Eli Lilly Aktie: Drängen Probleme?
HSBC hat Eli Lilly auf „Reduce" herabgestuft — und damit eine der wenigen wirklich bärischen Stimmen an der Wall Street erhoben. Das Kursziel wurde von 1.070 auf 850 Dollar gesenkt. Die Aktie reagierte mit einem Kursrückgang von knapp sechs Prozent unmittelbar nach Veröffentlichung der Analyse.
Skepsis beim Adipositas-Markt
Der Kern der HSBC-Argumentation: Der Markt für Abnehmmittel wächst zwar, aber womöglich nicht so stark wie erwartet.
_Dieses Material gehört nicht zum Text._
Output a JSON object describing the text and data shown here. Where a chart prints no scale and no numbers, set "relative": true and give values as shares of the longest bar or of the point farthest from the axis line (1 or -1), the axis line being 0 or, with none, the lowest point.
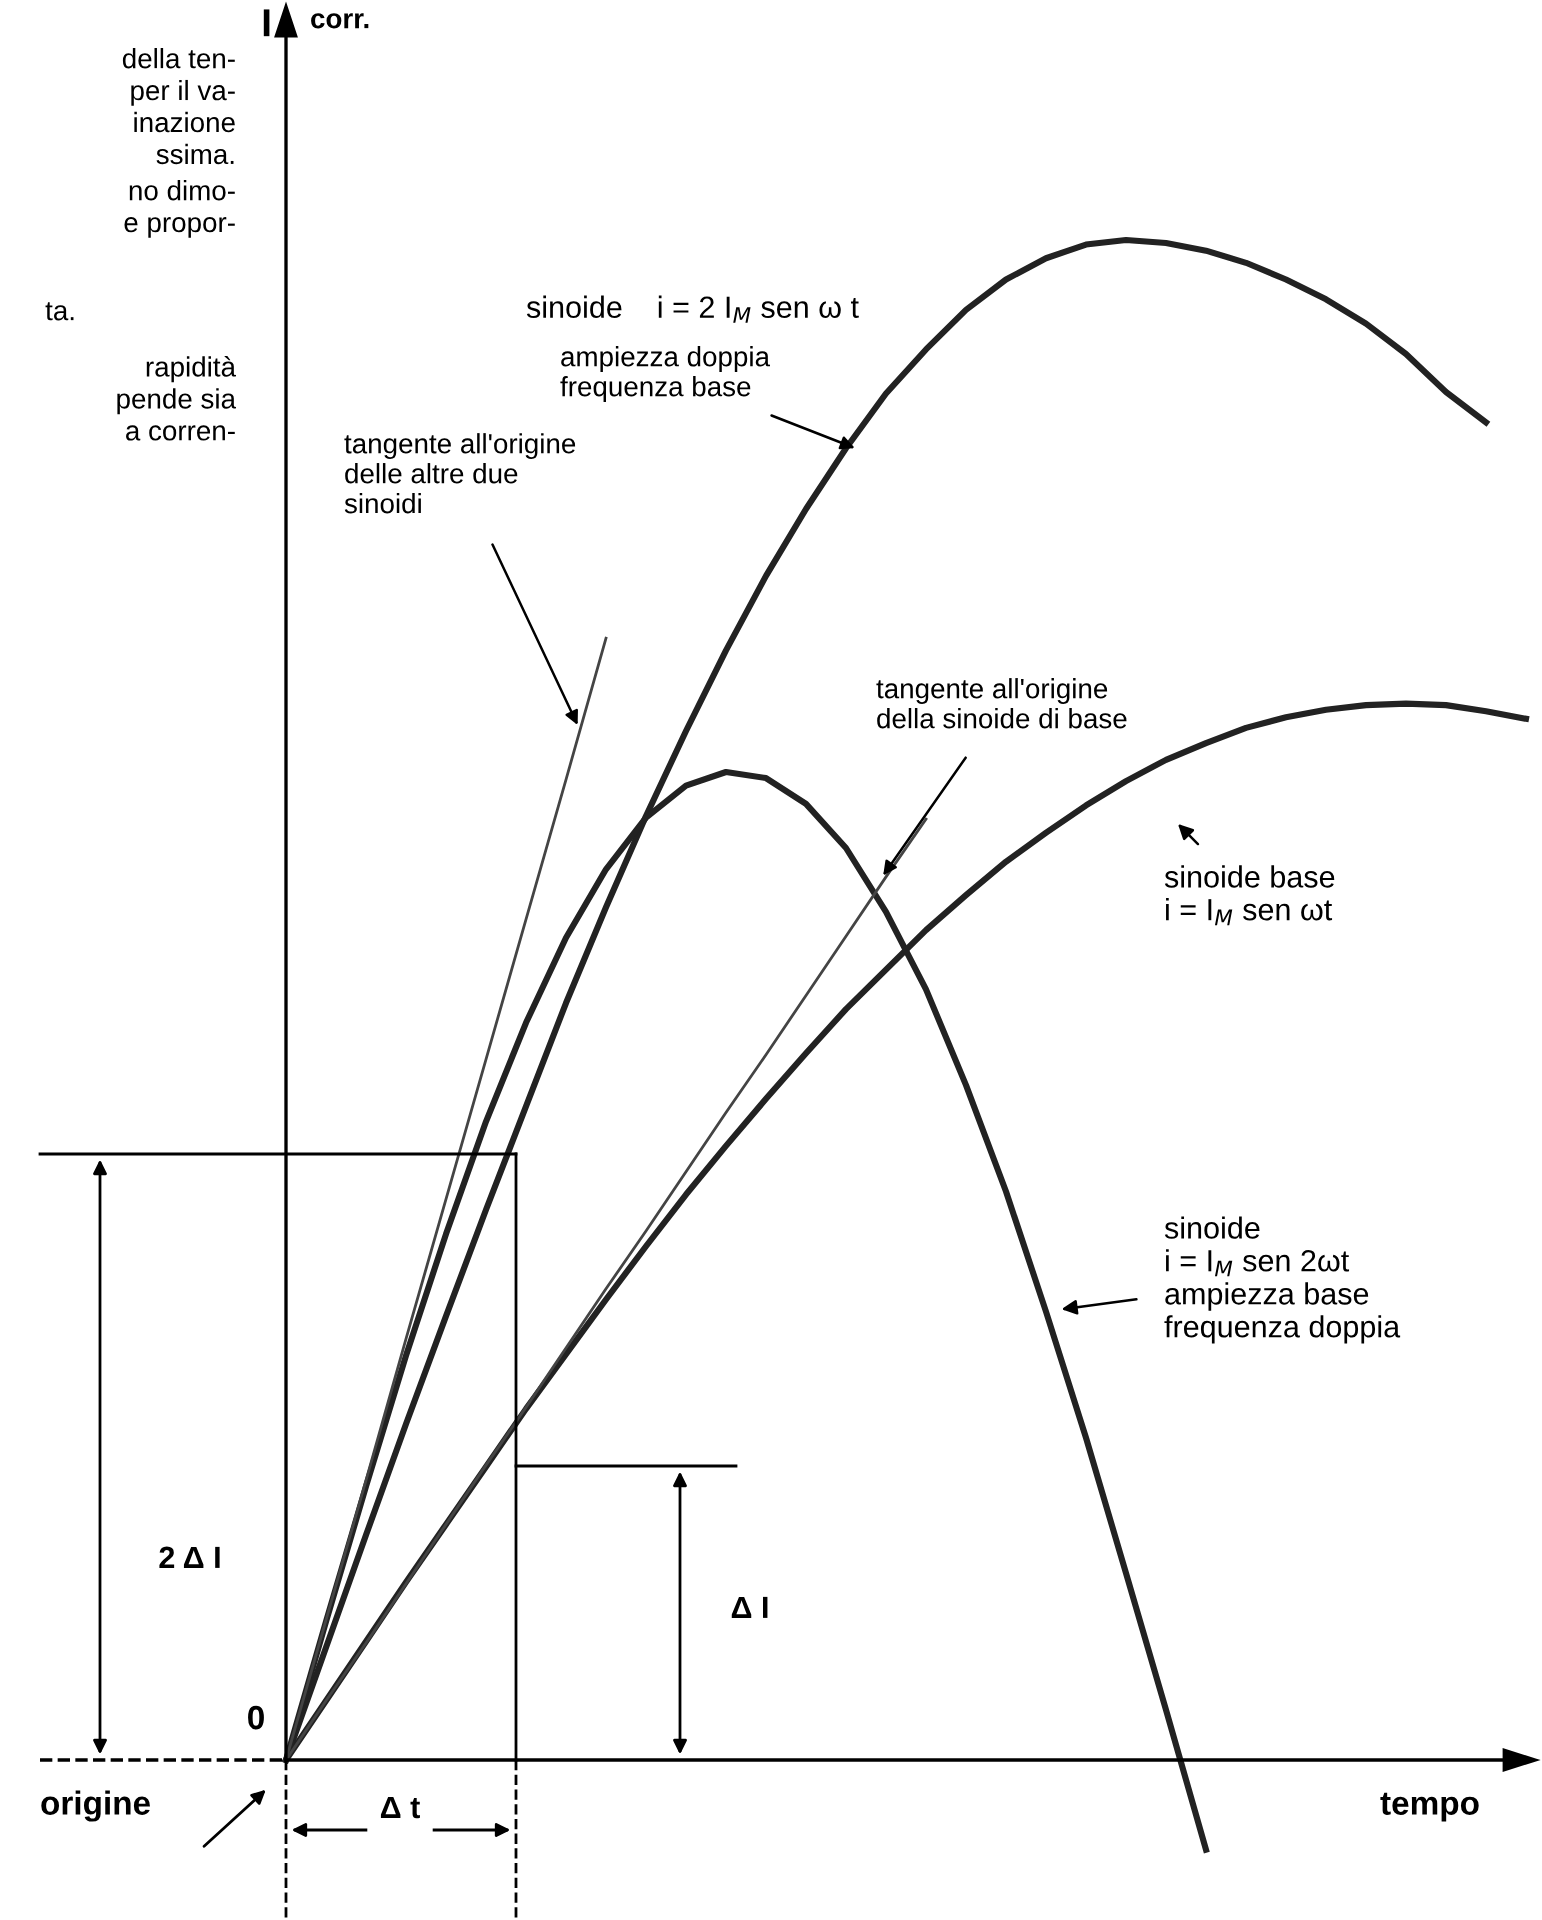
{
  "chart_data": {
    "type": "line",
    "relative": true,
    "xlabel": "tempo",
    "categories": [
      null,
      null,
      null,
      null,
      null,
      null,
      null,
      null,
      null,
      null,
      null,
      null,
      null,
      null,
      null,
      null,
      null,
      null,
      null,
      null,
      null,
      null,
      null,
      null,
      null,
      null,
      null,
      null,
      null,
      null,
      null,
      null
    ],
    "series": [
      {
        "color": "#222222",
        "values": [
          0,
          0.074,
          0.148,
          0.221,
          0.292,
          0.362,
          0.43,
          0.498,
          0.561,
          0.621,
          0.677,
          0.73,
          0.779,
          0.823,
          0.863,
          0.899,
          0.928,
          0.954,
          0.974,
          0.988,
          0.997,
          1,
          0.998,
          0.993,
          0.985,
          0.974,
          0.961,
          0.945,
          0.925,
          0.9,
          0.88,
          null
        ]
      },
      {
        "color": "#222222",
        "values": [
          0,
          0.039,
          0.078,
          0.117,
          0.155,
          0.193,
          0.231,
          0.267,
          0.303,
          0.338,
          0.372,
          0.404,
          0.435,
          0.465,
          0.494,
          0.52,
          0.546,
          0.569,
          0.591,
          0.61,
          0.628,
          0.644,
          0.658,
          0.669,
          0.679,
          0.686,
          0.691,
          0.694,
          0.695,
          0.694,
          0.69,
          0.685
        ]
      },
      {
        "color": "#222222",
        "values": [
          0,
          0.091,
          0.18,
          0.266,
          0.346,
          0.42,
          0.485,
          0.541,
          0.586,
          0.62,
          0.641,
          0.65,
          0.646,
          0.629,
          0.6,
          0.558,
          0.507,
          0.444,
          0.374,
          0.295,
          0.212,
          0.123,
          0.033,
          -0.059,
          null,
          null,
          null,
          null,
          null,
          null,
          null,
          null
        ]
      },
      {
        "color": "#444444",
        "values": [
          0,
          0.092,
          0.184,
          0.277,
          0.369,
          0.461,
          0.553,
          0.645,
          0.738,
          null,
          null,
          null,
          null,
          null,
          null,
          null,
          null,
          null,
          null,
          null,
          null,
          null,
          null,
          null,
          null,
          null,
          null,
          null,
          null,
          null,
          null,
          null
        ]
      },
      {
        "color": "#444444",
        "values": [
          0,
          0.039,
          0.077,
          0.116,
          0.155,
          0.194,
          0.232,
          0.271,
          0.31,
          0.348,
          0.387,
          0.426,
          0.464,
          0.503,
          0.542,
          0.581,
          0.619,
          null,
          null,
          null,
          null,
          null,
          null,
          null,
          null,
          null,
          null,
          null,
          null,
          null,
          null,
          null
        ]
      }
    ],
    "annotations": [
      "della ten-\nper il va-\ninazione\nssima.",
      "no dimo-\ne propor-",
      "ta.",
      "rapidità\npende sia\na corren-",
      "corr.",
      "sinoide    i = 2 I$_{M}$ sen ω t",
      "ampiezza doppia\nfrequenza base",
      "tangente all'origine\ndelle altre due\nsinoidi",
      "tangente all'origine\ndella sinoide di base",
      "sinoide base\ni = I$_{M}$ sen ωt",
      "sinoide\ni = I$_{M}$ sen 2ωt\nampiezza base\nfrequenza doppia",
      "2 Δ I",
      "Δ I",
      "Δ t",
      "origine",
      "0",
      "I"
    ]
  }
}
Während der Konsens ein Marktvolumen von über 150 Milliarden Dollar prognostiziert, rechnet HSBC bis 2032 nur mit 80 bis 120 Milliarden Dollar. Eine erhebliche Lücke — und sie trifft Eli Lilly besonders hart.
Mehr als 60 Prozent des Umsatzes im vierten Quartal 2025 — konkret 11,67 Milliarden von insgesamt 19,29 Milliarden Dollar — entfielen auf die Diabetes- und Gewichtsreduktionsmittel Mounjaro und Zepbound. Diese Konzentration macht das Unternehmen anfällig für Preisdruck, den HSBC bereits für 2026 erwartet.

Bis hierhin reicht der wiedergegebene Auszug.